Awalnya aku terdiam, tapi jika aku diam tidak akan ada penyelesaianya. Lalu aku dengan setengah lemah berkata menjawab pertanyaan simbok, “Apa urusanmu. Bilangnya sambil membentak.”
“Memangnya Meta tanya apa? Kok Handi sampai membentak?”
“Meta hanya bertanya, mas Handi apa kabar disana, sebentar lagi Meta mau lulus. Mau minta tanya dan bantu cari universitas untuk saya. Mas Handi bilang, lagi di kampus nggak bisa mikir dulu karena mau masuk kelas, katanya. Tapi, beberapa detik kemudian ada suara sayup-sayup perempuan yang sedikit manja memanggil nama Handi.”
“Manjanya seperti apa?”
“Handi, sayang. Aku masih ngantuk nih. Kamu udah pesenin makan buat kita? Suaranya terdengar jauh mbok, tapi Meta dengar. Meta pun merasa, ketika menjawab sahutan itu, Handi menutup ponsel dengan tangannya, biar Meta ndak dengar.”
“Lalu, Meta mendengar Handi menjawab apa?”
“Iya, sayang. Ini aku lagi telfonin ibu warungnya. Lalu Meta balik tanya, memang mas Handi ini lagi dimana, kok ada suara perempuan baru bangun tidur. Dia diam, lalu bilang, ‘apa urusanmu!’ terus matiin telfon. Meta lalu tanya balik lewat sms, chat, lalu telfon lagi ndak ada respon. Baru tadi mbok, dia sms Meta. Dia bilang, ‘maaf kita putus tapi bukan berarti kita musuhan, mas Handi minta maaf kalau ada salah’. Ketika Meta tanya alasan, dia bilang Meta mengganggu dan suka nanya privasi dia, mbok.”

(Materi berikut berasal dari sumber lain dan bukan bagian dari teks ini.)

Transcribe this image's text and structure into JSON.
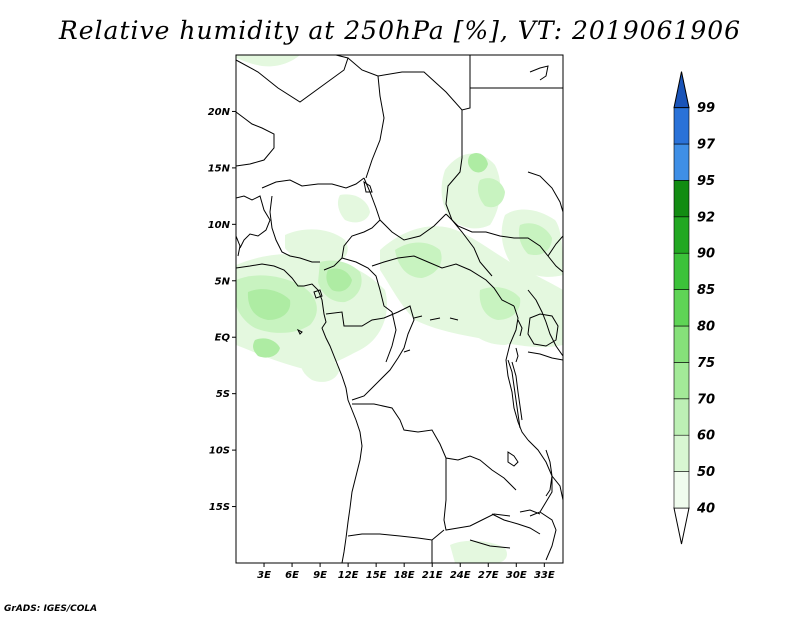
{
  "title": "Relative humidity at 250hPa [%], VT: 2019061906",
  "credit": "GrADS: IGES/COLA",
  "map": {
    "lon_range": [
      0,
      35
    ],
    "lat_range": [
      -20,
      25
    ],
    "lat_ticks": [
      {
        "value": 20,
        "label": "20N"
      },
      {
        "value": 15,
        "label": "15N"
      },
      {
        "value": 10,
        "label": "10N"
      },
      {
        "value": 5,
        "label": "5N"
      },
      {
        "value": 0,
        "label": "EQ"
      },
      {
        "value": -5,
        "label": "5S"
      },
      {
        "value": -10,
        "label": "10S"
      },
      {
        "value": -15,
        "label": "15S"
      }
    ],
    "lon_ticks": [
      {
        "value": 3,
        "label": "3E"
      },
      {
        "value": 6,
        "label": "6E"
      },
      {
        "value": 9,
        "label": "9E"
      },
      {
        "value": 12,
        "label": "12E"
      },
      {
        "value": 15,
        "label": "15E"
      },
      {
        "value": 18,
        "label": "18E"
      },
      {
        "value": 21,
        "label": "21E"
      },
      {
        "value": 24,
        "label": "24E"
      },
      {
        "value": 27,
        "label": "27E"
      },
      {
        "value": 30,
        "label": "30E"
      },
      {
        "value": 33,
        "label": "33E"
      }
    ]
  },
  "colorbar": {
    "levels": [
      {
        "label": "40",
        "color": "#f0fcee"
      },
      {
        "label": "50",
        "color": "#d8f6d2"
      },
      {
        "label": "60",
        "color": "#bdf0b5"
      },
      {
        "label": "70",
        "color": "#a3ea98"
      },
      {
        "label": "75",
        "color": "#86e07a"
      },
      {
        "label": "80",
        "color": "#5fd456"
      },
      {
        "label": "85",
        "color": "#3cc23a"
      },
      {
        "label": "90",
        "color": "#22a822"
      },
      {
        "label": "92",
        "color": "#128c12"
      },
      {
        "label": "95",
        "color": "#3f8fe6"
      },
      {
        "label": "97",
        "color": "#2a72d8"
      },
      {
        "label": "99",
        "color": "#1a54b8"
      }
    ],
    "under_color": "#ffffff",
    "over_color": "#1a54b8"
  }
}
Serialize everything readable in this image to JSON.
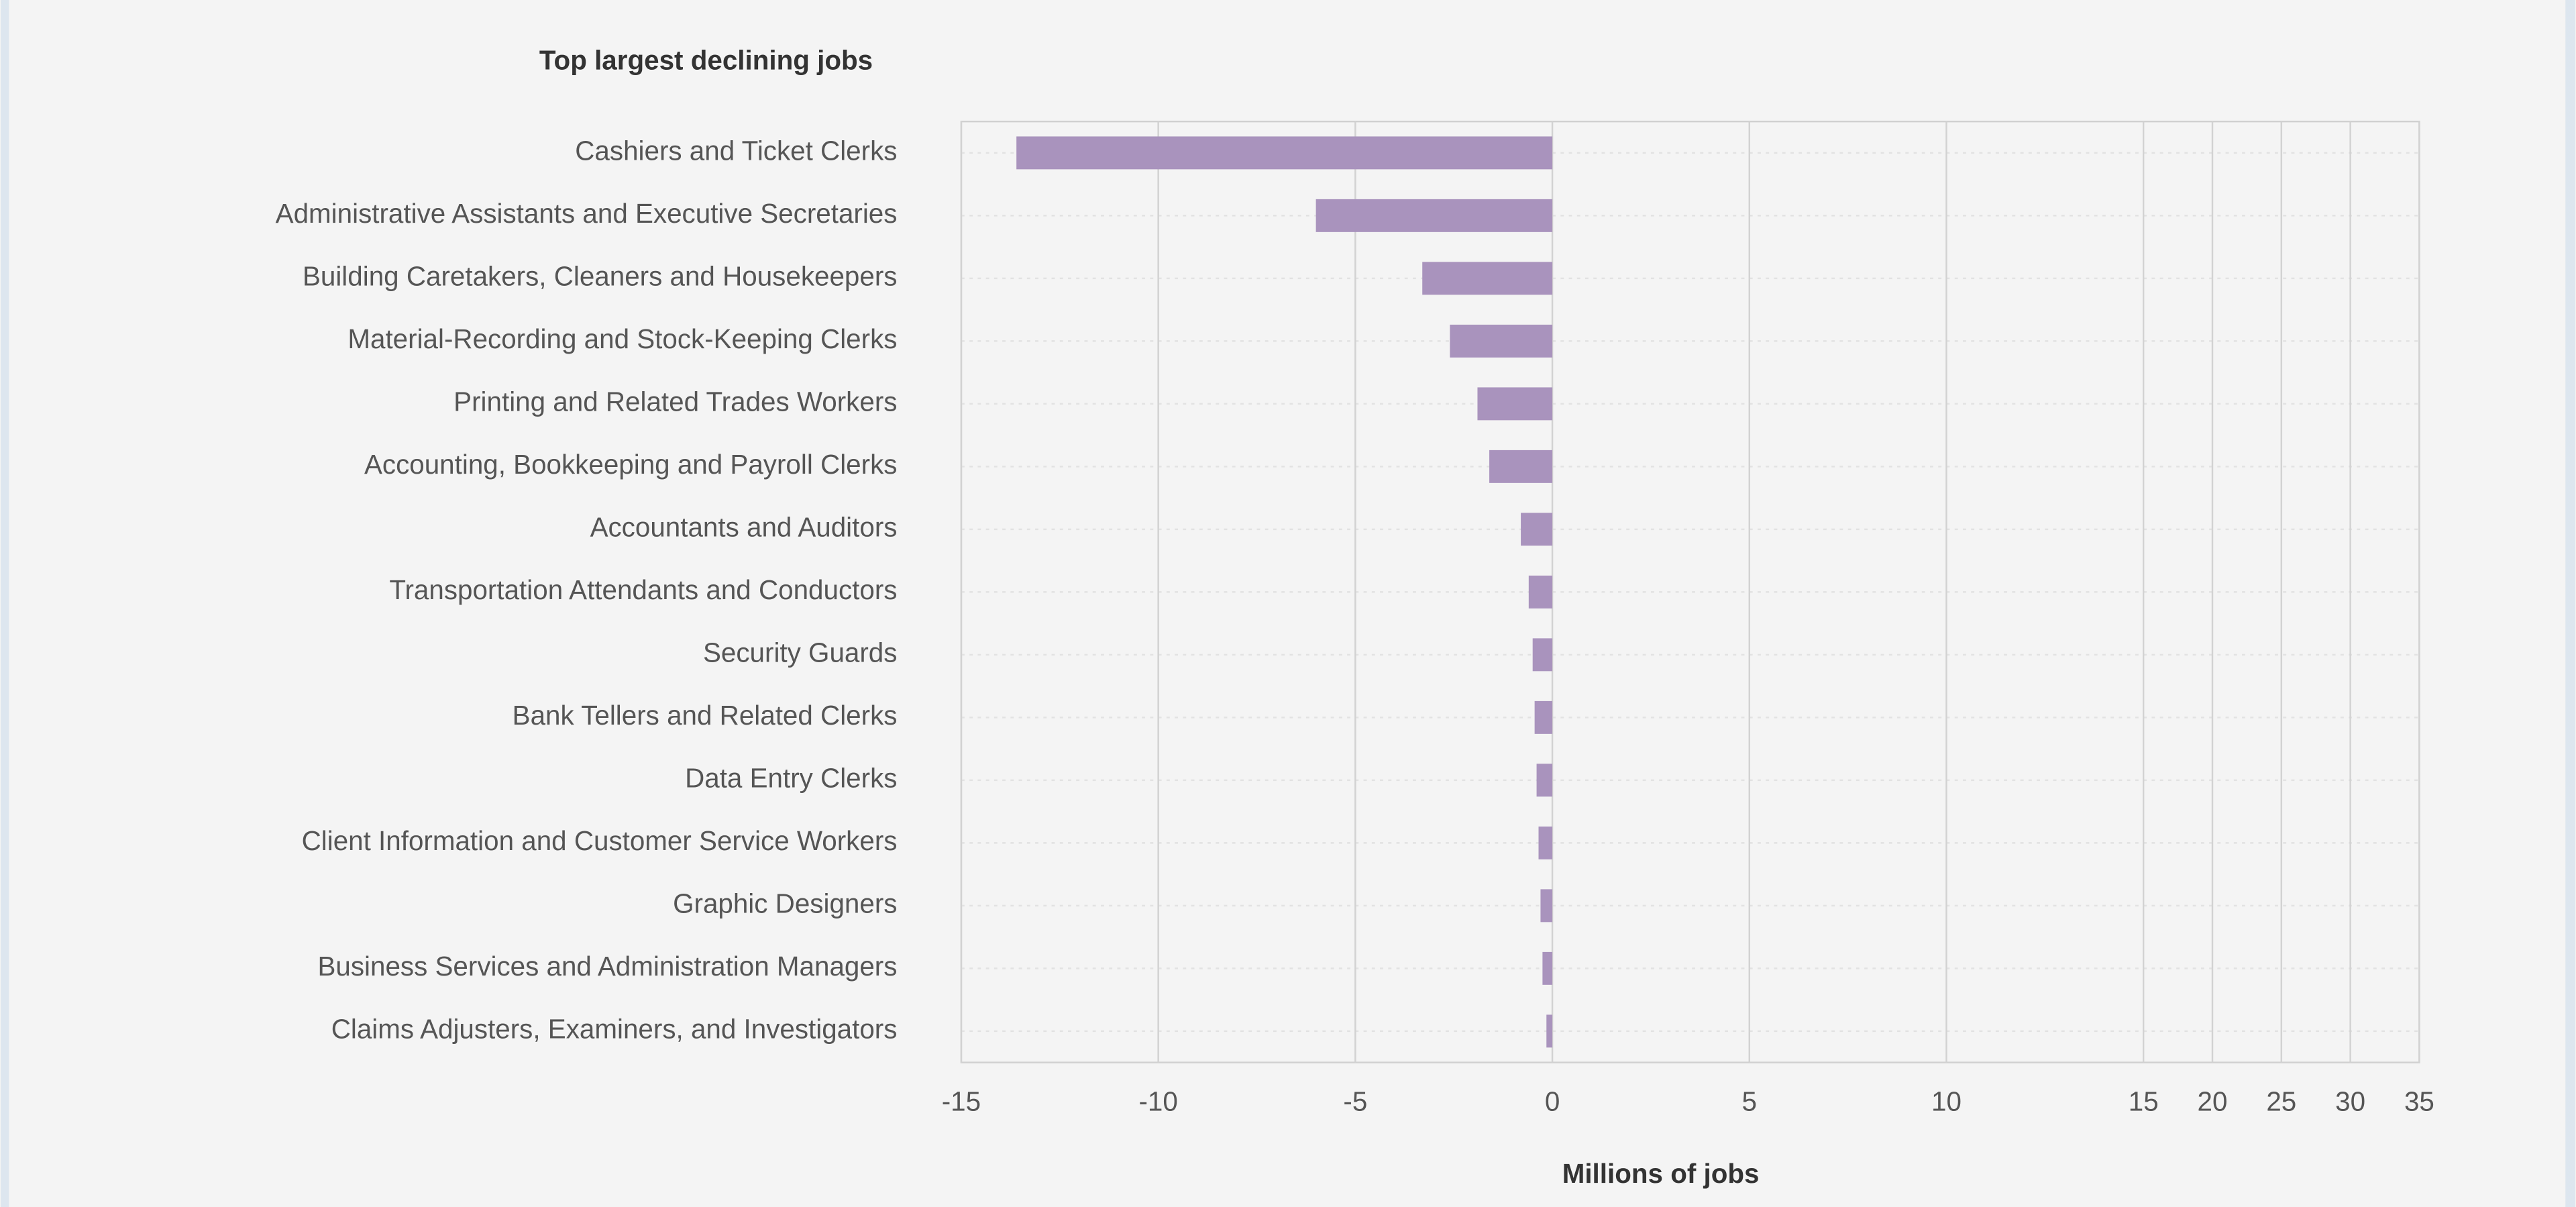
{
  "chart_data": {
    "type": "hbar",
    "title": "Top largest declining jobs",
    "x_label": "Millions of jobs",
    "categories": [
      "Cashiers and Ticket Clerks",
      "Administrative Assistants and Executive Secretaries",
      "Building Caretakers, Cleaners and Housekeepers",
      "Material-Recording and Stock-Keeping Clerks",
      "Printing and Related Trades Workers",
      "Accounting, Bookkeeping and Payroll Clerks",
      "Accountants and Auditors",
      "Transportation Attendants and Conductors",
      "Security Guards",
      "Bank Tellers and Related Clerks",
      "Data Entry Clerks",
      "Client Information and Customer Service Workers",
      "Graphic Designers",
      "Business Services and Administration Managers",
      "Claims Adjusters, Examiners, and Investigators"
    ],
    "values": [
      -13.6,
      -6.0,
      -3.3,
      -2.6,
      -1.9,
      -1.6,
      -0.8,
      -0.6,
      -0.5,
      -0.45,
      -0.4,
      -0.35,
      -0.3,
      -0.25,
      -0.15
    ],
    "color": "#a993bd",
    "xlim": [
      -15,
      35
    ],
    "xticks": [
      -15,
      -10,
      -5,
      0,
      5,
      10,
      15,
      20,
      25,
      30,
      35
    ],
    "xscale_break": 15,
    "grid": true
  }
}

“Sebenarnya Meta tidak menanyakan privasi, jika Handi jujur dan terbuka dengan kamu. Dia tidak akan marah ketika Meta tanya apapun. Ketika Meta mungkin tidak sengaja menanyakan hal yang dianggap oleh Handi itu privasi, sebenarnya bisa dengan baik Handi menjawab. Itu, jika Handi jujur, terbuka, dan sayang dengan Meta.”
“Jadi Handi tidak sayang Meta?”
“Simbok akan jawab, setelah Meta ujian ya. Nanti seletelah ujian semuanya selesai. Kalau Meta ingin tanya apa alasan Handi meminta putus, silakan. Saran simbok, minggu depan.”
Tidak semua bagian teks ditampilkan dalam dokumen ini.